Heat Acclimation = slow running
Planned Workout Description:
Workout: 20-30 minutes recovery run
Purpose: To recover fully from yesterday’s increase. It is also forecast to be a scorching day in the ’80s, with high humidity and storms in the afternoon, so I will need to get the run done this morning and hope it isn’t too hot by the time I get to it.
- Course: Bartlett O/B
- Type: Recovery run
- Distance: 3.0
- Duration: 30:51
- Power: 193
- Running Streak Day #: 3
What I Actually Did Today:
Today was all about finishing the run and not feeling like crap in the heat. I also tried to stay in the shade as much as possible – that running smarter in the heat. I maintained a steady effort which was what I was looking for in the weather we had. Even up the hills, I didn’t push the pace at all and stayed pretty comfortable. Although I wouldn’t have wanted to run a lot further in the heat and humidity, I was a sweaty mess by the time I finished.
Variables that impacted the run:
Injuries/Niggles: The Achilles continues to get better. Good enough that I want to experiment a little tomorrow.

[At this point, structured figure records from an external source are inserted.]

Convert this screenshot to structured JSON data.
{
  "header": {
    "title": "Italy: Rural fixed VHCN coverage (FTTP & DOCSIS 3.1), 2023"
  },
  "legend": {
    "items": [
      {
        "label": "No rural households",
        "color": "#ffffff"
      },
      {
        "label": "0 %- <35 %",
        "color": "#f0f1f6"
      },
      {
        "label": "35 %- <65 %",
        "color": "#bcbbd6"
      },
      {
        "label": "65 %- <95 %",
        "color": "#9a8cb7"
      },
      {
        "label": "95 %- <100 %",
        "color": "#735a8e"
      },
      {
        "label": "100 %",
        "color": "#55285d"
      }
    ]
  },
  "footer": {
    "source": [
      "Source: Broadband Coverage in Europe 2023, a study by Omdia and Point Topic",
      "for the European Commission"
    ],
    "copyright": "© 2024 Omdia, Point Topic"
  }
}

Weather: Clear sky, 74°F, Feels like 77°F, Humidity 73%, Wind 3mph from SSW
Shoes: ASICS Nimbus Lite 2 – Felt good going at the slower speeds and didn’t cause any issue during the run.

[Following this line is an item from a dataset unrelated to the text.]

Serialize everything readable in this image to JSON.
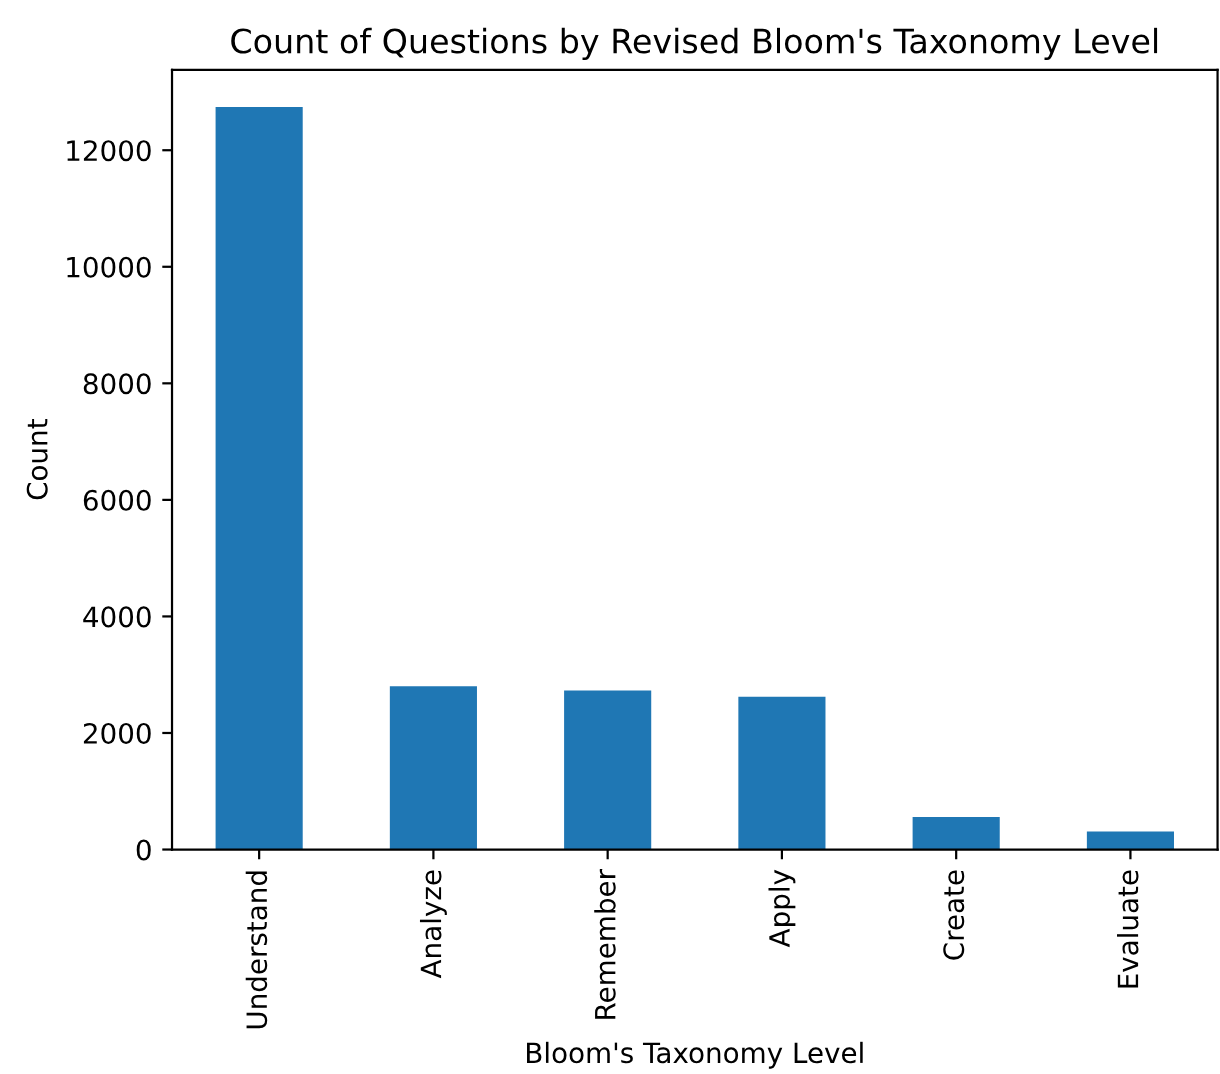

I reset my Stryd Power CP. It was too low because of the rehab process that I used to get back to running after the Achilles injury. However, I am starting to run more than walk, and the CP needs to come up a bit to be more realistic for my running comfort.
Since I have been running 30:00 minutes easy every other day for a week now without any issue, I played around with faster paces, with strides on Sunday. Also, my run/walk efforts are getting close to an hour, so based on that progress, I decided to go with the Intro to Stryd training plan starting Monday.
The Intro plan isn’t that difficult, except for the 5K time trial at the end of the two weeks. If the faster stuff bothers my Achilles, I can bail and not give the max effort they ask for.
No, I do not believe that I am not rushing the recovery. It is more that I am simply using an alternative plan that aligns more with the direction that I will be going in the future, so why not start now.
The other thing was I threw out the cheap toe-socks that I used this morning. They were not Injinji and they bothered my toes during the run and after when I was moving wood while wearing them. That was my last pair of that style and I won’t be buying them again. If you are going to get toe-socks stay with the Injinji, they work a lot better than the knock-offs.